A risk of fraud, waste, and abuse was found to be increased by TDOC staff and contractors’ failure to always follow Inmate Trust Fund policies. The auditors reviewed a month’s activity for prisoner withdrawal requests. Of the 40 in the random sample, six of the prisoners had failed to sign the withdrawal request or the commissary form/pick list.
Additionally, two-state operated prisons failed to report all prisoners with more than $2,000 in their accounts to determine if they should contribute towards their incarceration costs as required by statute. Also, the Whiteville Correctional Facility was 59 days late completing its 2012 first quarter report on prisoner accounts. Finally, there was one instance of a prisoner’s identification number being incorrect on a receipt, which resulted in a delay on the money being posted to the prisoner’s account.
Next, the auditors found unclear policies as to TDOC reporting incidents in its prisons. This can lead to misunderstandings and inconsistencies in how and when incidents are reported. It also may require the public and policy makers reviewing incident statistics to need additional explanation to understand what those statistics mean and how they were calculated.
TDOC interprets the reporting policy to mean a single incident may include several infractions, but each infraction is not counted as an incident. “For example, an inmate may get into a fight with his cell mate and upon searching the cell; the officer finds a weapon, drugs, [or] cell phone,” the report states. “In this scenario, only one concern (fight, weapon, drugs, or cell phone) would be recorded as an incident, but a disciplinary [ticket] may be given for each infraction.”

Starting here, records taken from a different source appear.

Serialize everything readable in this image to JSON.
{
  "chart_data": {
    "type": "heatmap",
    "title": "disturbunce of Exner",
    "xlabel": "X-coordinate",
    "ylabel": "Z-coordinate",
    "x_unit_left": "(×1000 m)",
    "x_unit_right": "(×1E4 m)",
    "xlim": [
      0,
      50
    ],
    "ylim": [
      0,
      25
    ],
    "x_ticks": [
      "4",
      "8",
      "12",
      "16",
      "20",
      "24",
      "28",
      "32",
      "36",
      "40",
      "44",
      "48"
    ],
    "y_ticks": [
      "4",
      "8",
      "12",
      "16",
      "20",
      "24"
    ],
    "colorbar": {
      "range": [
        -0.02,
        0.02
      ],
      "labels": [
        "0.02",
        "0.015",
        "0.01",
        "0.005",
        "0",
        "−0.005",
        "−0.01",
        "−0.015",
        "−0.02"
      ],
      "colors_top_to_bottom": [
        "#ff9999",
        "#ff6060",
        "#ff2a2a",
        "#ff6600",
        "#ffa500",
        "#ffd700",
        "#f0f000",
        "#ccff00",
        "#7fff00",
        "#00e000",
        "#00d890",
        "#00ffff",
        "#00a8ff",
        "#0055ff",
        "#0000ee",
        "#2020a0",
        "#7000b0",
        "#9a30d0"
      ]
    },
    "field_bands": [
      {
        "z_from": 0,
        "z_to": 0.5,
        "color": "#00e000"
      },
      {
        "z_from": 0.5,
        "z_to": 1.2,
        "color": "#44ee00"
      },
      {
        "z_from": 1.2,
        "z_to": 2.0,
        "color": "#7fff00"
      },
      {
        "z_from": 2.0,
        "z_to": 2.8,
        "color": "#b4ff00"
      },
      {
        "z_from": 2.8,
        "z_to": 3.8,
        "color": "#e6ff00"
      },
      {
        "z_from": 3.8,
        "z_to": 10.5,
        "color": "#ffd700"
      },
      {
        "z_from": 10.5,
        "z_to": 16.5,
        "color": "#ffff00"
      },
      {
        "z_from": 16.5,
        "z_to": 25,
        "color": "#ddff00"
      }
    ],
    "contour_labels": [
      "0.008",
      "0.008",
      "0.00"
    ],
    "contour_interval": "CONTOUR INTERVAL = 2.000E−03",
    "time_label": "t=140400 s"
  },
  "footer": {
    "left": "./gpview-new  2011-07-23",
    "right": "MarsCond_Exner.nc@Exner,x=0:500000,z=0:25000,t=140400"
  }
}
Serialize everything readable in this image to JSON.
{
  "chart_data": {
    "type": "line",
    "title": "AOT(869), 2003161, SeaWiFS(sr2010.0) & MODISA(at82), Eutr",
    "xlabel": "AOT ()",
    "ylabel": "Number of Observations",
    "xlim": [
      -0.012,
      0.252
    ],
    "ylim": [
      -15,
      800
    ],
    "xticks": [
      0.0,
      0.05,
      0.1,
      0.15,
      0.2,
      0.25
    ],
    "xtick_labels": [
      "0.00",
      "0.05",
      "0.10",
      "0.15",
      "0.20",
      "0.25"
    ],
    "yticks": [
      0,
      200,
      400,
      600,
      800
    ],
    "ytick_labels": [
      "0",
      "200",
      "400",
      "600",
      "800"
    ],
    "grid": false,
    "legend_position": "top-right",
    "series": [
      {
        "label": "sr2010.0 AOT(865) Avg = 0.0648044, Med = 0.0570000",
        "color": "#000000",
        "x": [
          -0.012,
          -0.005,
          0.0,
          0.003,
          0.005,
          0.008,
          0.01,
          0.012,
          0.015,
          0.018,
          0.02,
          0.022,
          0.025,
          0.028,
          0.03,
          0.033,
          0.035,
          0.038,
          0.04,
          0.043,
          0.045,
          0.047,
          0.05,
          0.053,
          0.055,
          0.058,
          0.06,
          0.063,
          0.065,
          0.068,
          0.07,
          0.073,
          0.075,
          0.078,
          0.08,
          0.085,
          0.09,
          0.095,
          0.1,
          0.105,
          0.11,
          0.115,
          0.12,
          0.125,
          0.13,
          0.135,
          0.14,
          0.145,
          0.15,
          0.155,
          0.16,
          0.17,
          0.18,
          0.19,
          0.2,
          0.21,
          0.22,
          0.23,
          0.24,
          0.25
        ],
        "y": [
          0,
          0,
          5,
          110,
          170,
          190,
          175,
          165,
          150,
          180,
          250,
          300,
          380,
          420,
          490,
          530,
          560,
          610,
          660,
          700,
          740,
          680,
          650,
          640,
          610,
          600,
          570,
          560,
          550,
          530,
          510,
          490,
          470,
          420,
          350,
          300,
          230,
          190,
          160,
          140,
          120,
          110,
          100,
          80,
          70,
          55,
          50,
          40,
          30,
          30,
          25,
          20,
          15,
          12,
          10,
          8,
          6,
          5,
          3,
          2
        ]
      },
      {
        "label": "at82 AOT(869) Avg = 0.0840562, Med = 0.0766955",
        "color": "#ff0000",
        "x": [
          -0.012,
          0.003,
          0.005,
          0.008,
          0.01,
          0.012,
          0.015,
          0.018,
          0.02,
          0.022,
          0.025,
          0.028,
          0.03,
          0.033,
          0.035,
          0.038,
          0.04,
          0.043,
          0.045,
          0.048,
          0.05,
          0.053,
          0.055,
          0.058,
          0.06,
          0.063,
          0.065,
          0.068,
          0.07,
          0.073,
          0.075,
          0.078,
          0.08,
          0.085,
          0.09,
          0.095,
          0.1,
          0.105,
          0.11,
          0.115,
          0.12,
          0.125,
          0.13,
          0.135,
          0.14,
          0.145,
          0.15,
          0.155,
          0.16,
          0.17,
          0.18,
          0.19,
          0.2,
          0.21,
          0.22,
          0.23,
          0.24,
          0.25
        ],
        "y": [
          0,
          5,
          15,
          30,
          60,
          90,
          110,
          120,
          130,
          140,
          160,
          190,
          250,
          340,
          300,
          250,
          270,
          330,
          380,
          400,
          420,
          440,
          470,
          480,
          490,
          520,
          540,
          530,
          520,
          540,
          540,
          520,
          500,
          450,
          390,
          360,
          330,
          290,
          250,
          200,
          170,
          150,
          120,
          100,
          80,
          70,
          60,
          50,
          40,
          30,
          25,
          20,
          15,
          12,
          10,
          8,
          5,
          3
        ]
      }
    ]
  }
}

The auditor’s concern was that the policy could be interpreted differently by staff, resulting in inconsistent reporting and statistics.
The report further found numerous weaknesses in the monitoring of private contractors. It made a finding on the mental health contract and discussed without a finding issues with monitoring CCA. The weaknesses increase the risk the state may not receive the services it pays to receive.
From July 1, 2006 through June 30, 2012, TDOC contracted with MHM Correctional Services for mental health care. That contract was worth $28,858,200. Effective July 1, 2012, TDOC contracted with Corizon, which was created by Correctional Medical Services and Prison Health Services merging, services for fiscal years 2013 through 2015 at a cost of $42,920,653.
It was found that TDOC cited MHM numerous times in several areas for noncompliance with its contractual obligations. TDOC assessed liquidated damages, which the auditors found did not appear to compel compliance. The contract had three levels of damages: $100, $250, and $500.
The report recommended TDOC increase the penalty for noncompliance. It also found TDOC failed to perform evaluations quarterly, allowing 5 to 12 months to pass without monitoring, which permits noncompliance to go unnoticed.
As to monitoring CCA, the auditors found noncompliance assessments, but insufficient documentation prevented them from determining the violation in most instances.
TDOC concurred with each of the findings and had taken action to correct the matter or had its policies under review to make changes. The Performance Audit, Department of Correction, September 2012 is available on PLN’s website.